İbrahim Suresinin 3. Ayeti Ne Anlatıyor?

KUR’ÂNIMIZ

İbrahim suresinin 3. ayetinde ne anlatılmak isteniyor? Sapıklık içinde olanların özelliklerini bildiren âyet; İbrahim suresinin 3. ayetinin meali ve tefsirini yazımızda okuyabilirsiniz...

Kur’an’da şöyle buyrulur:

اَلَّذ۪ينَ يَسْتَحِبُّونَ الْحَيٰوةَ الدُّنْيَا عَلَى الْاٰخِرَةِ وَيَصُدُّونَ عَنْ سَب۪يلِ اللّٰهِ وَيَبْغُونَهَا عِوَجًاۜ اُو۬لٰٓئِكَ ف۪ي ضَلَالٍ بَع۪يدٍ

Dünya hayatını ahirete tercih edenler, Allah yolundan alıkoyanlar ve onun eğriliğini isteyenler var ya, işte onlar (haktan) uzak bir sapıklık içindedirler. (İbrahim, 14/3)

APAÇIK BİR SAPIKLIK: DÜNYA HAYATINA ALDANMAK

Bilgi:

Dünya hayatı; birtakım tercihlerimizden ibarettir. Allah’ın, kitabı ve peygamberleri vasıtasıyla insanlara gösterdiği doğru yolu tercih etmemiz durumunda ahiretimiz umulmadık güzelliklerle dolu olacaktır. Dünya hayatını ahiret hayatına tercih ederek doğru yoldan ayrılıp yanlış yollara saptığımızda ise ahirette müthiş bir pişmanlık ve sıkıntı bizi bekliyor olacaktır.

Mesaj:

  1. Hayatın sadece bu dünyadan ibaret olmadığını, ölümden sonra başka bir hayat olduğunu bir an bile hatırdan çıkarmamamız gerekir.
  2. Allah Teâla kullarının doğru yoldan gitmesini istemekte, kullar ise nefislerine uyup yanlış yollara sapabilmektedir.

Kelime Dağarcığı:

Hidâyet: Allah’ın insanlara doğru yolu göstermesi ve onları bu yola ulaştırması.

Dalalet: Hidayet kavramının zıddı. Bilerek veya bilmeyerek doğru yoldan sapmak.

Kaynak: Diyanet, Kur'an-ı Kerim'den Serlevha Ayetler

TEFSİR

  1. Onlar, dünya hayatını sevip âhiret hayatına tercih ederler. İnsanları Allah yolundan uzaklaştırmaya ve o dosdoğru yolu eğri büğrü göstermeye çalışırlar. İşte onlar pek derin bir sapıklık içindedirler.
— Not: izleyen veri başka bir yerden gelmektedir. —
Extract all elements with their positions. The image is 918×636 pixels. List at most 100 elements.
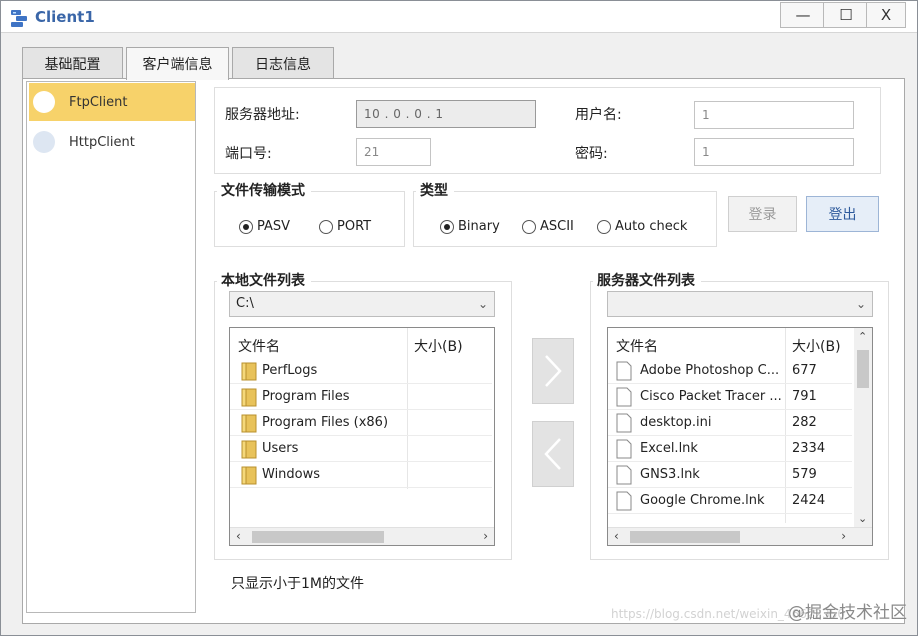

Hakkı inkâr edenlerin ve Kur’an nûrunu örtmek isteyenlerin burada üç büyük vasfına dikkat çekilir:

›    Dünya hayatını, dünya zevk ve eğlencelerini aşırı severler. Öyle ki bu sevgi onlara âhireti tamamen unutturur. Menfaat arzuları sadece dünya hayatıyla sınırlıdır; âhiret hayatına hiç ehemmiyet vermezler. Hatta dünyadaki geçici zevk, eğlence ve rahatlıkları için âhirette her türlü cezayı çekmeye hazırdırlar. Bu sebeple dünyada en küçük bir zevki bile feda etmeye dayanamazlar. Âhirette elde edecekleri nimetler karşılığında, bu dünyada hiçbir tehlikeye katlanamaz ve hiçbir fedakârlığa razı olmazlar. Onlar ne zaman dünya ile âhiret arasında bir ikileme düşseler, her defasında dünyaya karşılık âhiret hayatını fedâ eder, dünyayı tercih ederler.

›    Bu tercihleri ile kendileri Allah yolundan uzaklaştıkları gibi, şeytânî telkin ve ifsatlarıyla başkalarının da o yola girmesine engel olurlar.

›    Çeşitli şüpheler ortaya atarak, her türlü hîle ve desiseye başvurarak Allah’ın dosdoğru yolunu eğriltmeye, çirkin göstermeye çalışırlar. Kendileri doğruluktan hoşlanmadıkları gibi, düzenbazlıkla Allah’ın yolunu, kendi arzularına uydurmak için çaba sarf ederler.

Bu tavır ve davranışları onların, hidâyete dönüşü zor pek uzak ve derin bir sapıklık içine düştüklerinin açık bir belgesidir.

Böyle derin sapıklık içinde boğulup giden insanları bu dalalet bataklığından kurtarmak için, onlara anlayabilecekleri dilden hitap edecek tebliğcilere ihtiyaç vardır.